“I’ll ride with you,” he said the instant the trunk had been slammed shut.
I shot him a look as I went to the driver side. “My place or yours?”
Kulti looked at me from the other side of the car. “Yours. Mine is too quiet.”
Considering we both lived alone, I didn’t understand how one place could have a different noise level than the other. The only difference was that his house was at least about six times bigger than my garage apartment.
“Why don’t you get a pet?” I asked.
“I have fish.”
That made me laugh. He had fish? “You do not.”
He tipped his shaved brown head in my direction. “I have three, a beta and two tetras. My agent gave them to me when I moved here. I have an aquarium at my flat in London.”
I tried not to make it seem like his admission was a big deal. “That’s neat. Who takes care of them?”
“A housekeeper.”
A housekeeper. No surprise there. “How many houses do you have?”
“Only three,” he answered nonchalantly.
Only three. I’d grown up the kid of paycheck-to-paycheck parents. While I knew that someone who had as much money as he did could realistically afford way more than three houses, it still amazed me. At the same time, it made me like Kulti a little more. I could respect someone who didn’t blow his money on stupid crap.
Instead, he spent it on buying shoes for kids.
Damn it, I needed to quit this mooning crap, but today had been a real whirlwind.
“Where’s your other house?” I found myself asking so that I wouldn’t think about other things.
“Meissen. It’s a small town in Germany.”
I made an impressed face.
“The house is tiny, Sal, but I think you’d like it,” he noted.
“I’ve always wanted to go to Germany,” I told him. “It’s on my list of places to go on my bucket list.”
He slanted a look at me. “What’s a bucket list?”

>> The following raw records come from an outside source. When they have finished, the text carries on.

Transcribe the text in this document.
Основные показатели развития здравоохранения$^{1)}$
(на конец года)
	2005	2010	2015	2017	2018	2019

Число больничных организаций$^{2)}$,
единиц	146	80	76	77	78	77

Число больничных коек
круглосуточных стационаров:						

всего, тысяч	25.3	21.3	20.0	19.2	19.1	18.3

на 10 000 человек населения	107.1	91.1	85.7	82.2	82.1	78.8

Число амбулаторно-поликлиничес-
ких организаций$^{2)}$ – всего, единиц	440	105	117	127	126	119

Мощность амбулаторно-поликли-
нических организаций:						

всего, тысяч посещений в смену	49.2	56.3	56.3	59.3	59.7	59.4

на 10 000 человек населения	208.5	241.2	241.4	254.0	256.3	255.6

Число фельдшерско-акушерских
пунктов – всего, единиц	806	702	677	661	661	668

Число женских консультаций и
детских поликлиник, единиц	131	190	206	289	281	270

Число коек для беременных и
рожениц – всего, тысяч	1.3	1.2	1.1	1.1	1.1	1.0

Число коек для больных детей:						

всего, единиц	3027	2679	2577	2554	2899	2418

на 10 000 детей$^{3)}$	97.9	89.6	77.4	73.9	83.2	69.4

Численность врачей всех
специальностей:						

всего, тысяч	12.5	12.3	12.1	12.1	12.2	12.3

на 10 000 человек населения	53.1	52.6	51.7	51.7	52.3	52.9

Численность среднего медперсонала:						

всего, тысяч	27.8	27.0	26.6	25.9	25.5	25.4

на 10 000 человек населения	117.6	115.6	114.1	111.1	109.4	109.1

He didn’t know what a bucket list was? I shouldn’t have found that as cute as I did. “It’s a list of things you want to do before you die. Have you heard the term ‘kicking the bucket’?” Out of the corner of my eye, I saw the German shake his head. “Well that’s what it’s referring to. Stuff you want to do before you die.”

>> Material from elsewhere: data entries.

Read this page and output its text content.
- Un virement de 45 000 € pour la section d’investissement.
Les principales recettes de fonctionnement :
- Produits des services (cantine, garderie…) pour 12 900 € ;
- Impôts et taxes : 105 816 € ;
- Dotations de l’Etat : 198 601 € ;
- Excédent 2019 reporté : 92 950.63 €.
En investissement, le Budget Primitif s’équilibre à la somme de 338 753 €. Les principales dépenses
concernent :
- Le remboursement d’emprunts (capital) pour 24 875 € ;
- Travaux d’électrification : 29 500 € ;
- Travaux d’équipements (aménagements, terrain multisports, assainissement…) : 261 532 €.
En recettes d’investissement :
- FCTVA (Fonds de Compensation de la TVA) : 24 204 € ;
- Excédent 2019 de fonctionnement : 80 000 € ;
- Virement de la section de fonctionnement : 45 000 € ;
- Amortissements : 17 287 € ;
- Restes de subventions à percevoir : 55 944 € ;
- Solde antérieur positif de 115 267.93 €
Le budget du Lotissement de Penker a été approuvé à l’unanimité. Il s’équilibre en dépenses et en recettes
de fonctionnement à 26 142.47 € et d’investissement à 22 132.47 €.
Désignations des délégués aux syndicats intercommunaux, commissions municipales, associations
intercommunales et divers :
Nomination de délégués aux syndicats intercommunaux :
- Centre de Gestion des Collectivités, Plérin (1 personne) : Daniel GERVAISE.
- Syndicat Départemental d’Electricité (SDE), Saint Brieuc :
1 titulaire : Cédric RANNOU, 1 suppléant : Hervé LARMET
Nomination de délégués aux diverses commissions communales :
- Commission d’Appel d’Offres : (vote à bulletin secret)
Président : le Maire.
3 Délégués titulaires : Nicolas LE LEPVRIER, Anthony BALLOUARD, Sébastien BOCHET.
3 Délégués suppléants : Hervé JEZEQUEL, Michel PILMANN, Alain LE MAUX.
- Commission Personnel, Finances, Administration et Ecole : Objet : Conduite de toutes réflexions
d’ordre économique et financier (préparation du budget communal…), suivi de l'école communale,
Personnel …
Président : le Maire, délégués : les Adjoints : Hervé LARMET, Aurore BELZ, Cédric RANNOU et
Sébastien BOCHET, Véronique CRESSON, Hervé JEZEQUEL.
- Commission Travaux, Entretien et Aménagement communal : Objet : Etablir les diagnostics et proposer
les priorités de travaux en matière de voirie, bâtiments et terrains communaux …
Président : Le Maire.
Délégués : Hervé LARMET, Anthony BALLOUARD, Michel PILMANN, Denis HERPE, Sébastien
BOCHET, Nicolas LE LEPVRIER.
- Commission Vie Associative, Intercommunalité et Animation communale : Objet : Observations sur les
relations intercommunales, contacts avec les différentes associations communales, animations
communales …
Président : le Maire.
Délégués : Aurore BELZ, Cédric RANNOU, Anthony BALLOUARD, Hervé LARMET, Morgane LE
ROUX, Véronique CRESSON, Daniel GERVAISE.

Kulti made a thoughtful noise. “You have more things on your list?”
“Yeah. I’d like to see the Seven Wonders of the Ancient World, I want to bike the Continental Divide, do an Ironman, see the Northern Lights, hike a glacier, hold a baby panda and win an Altus Cup…” I sensed myself babbling and cut it off. “Things like that. I almost have enough money saved to go to Alaska after the season is over. Hopefully I can knock out some glaciers and the Northern Lights in one trip.”

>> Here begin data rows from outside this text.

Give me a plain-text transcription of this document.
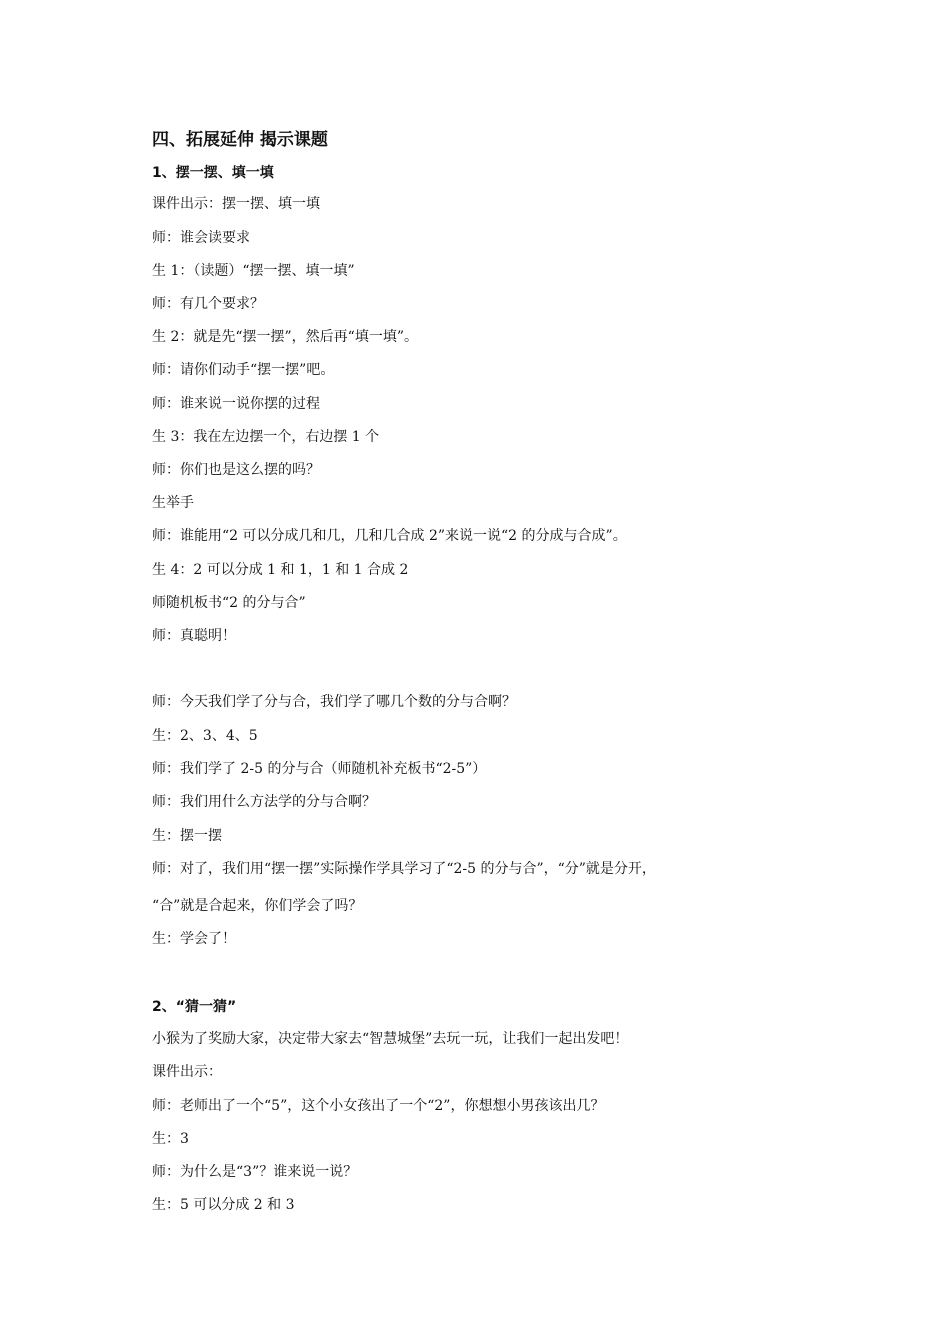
四、拓展延伸 揭示课题
1、摆一摆、填一填
课件出示：摆一摆、填一填
师：谁会读要求
生 1：（读题）“摆一摆、填一填”
师：有几个要求？
生 2：就是先“摆一摆”，然后再“填一填”。
师：请你们动手“摆一摆”吧。
师：谁来说一说你摆的过程
生 3：我在左边摆一个，右边摆 1 个
师：你们也是这么摆的吗？
生举手
师：谁能用“2 可以分成几和几，几和几合成 2”来说一说“2 的分成与合成”。
生 4：2 可以分成 1 和 1，1 和 1 合成 2
师随机板书“2 的分与合”
师：真聪明！
师：今天我们学了分与合，我们学了哪几个数的分与合啊？
生：2、3、4、5
师：我们学了 2-5 的分与合（师随机补充板书“2-5”）
师：我们用什么方法学的分与合啊？
生：摆一摆
师：对了，我们用“摆一摆”实际操作学具学习了“2-5 的分与合”，“分”就是分开，
“合”就是合起来，你们学会了吗？
生：学会了！
2、“猜一猜”
小猴为了奖励大家，决定带大家去“智慧城堡”去玩一玩，让我们一起出发吧！
课件出示：
师：老师出了一个“5”，这个小女孩出了一个“2”，你想想小男孩该出几？
生：3
师：为什么是“3”？谁来说一说？
生：5 可以分成 2 和 3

There was a pause. “Alone?”
“I was going to see if my brother would go with me. He’s the only person I know besides you with the time and money, but we’ll see. Last year we went to Peru to see Machu Picchu.” I shot him a smile over my shoulder. His fortieth birthday was coming up in October, but I didn’t want to mention that I knew that he should be the one thinking of making a bucket list. “What about you? What are you doing after the season is over?”
“I haven’t decided,” he answered in a low voice. “It all depends on a few things.”
A single thought entered my head. “Is your contract only for this season?”
I couldn’t remember hearing anything about the length of his employment, and the idea that he’d be leaving in a little over a month made my stomach churn.
“I only agreed to this season with the Pipers.”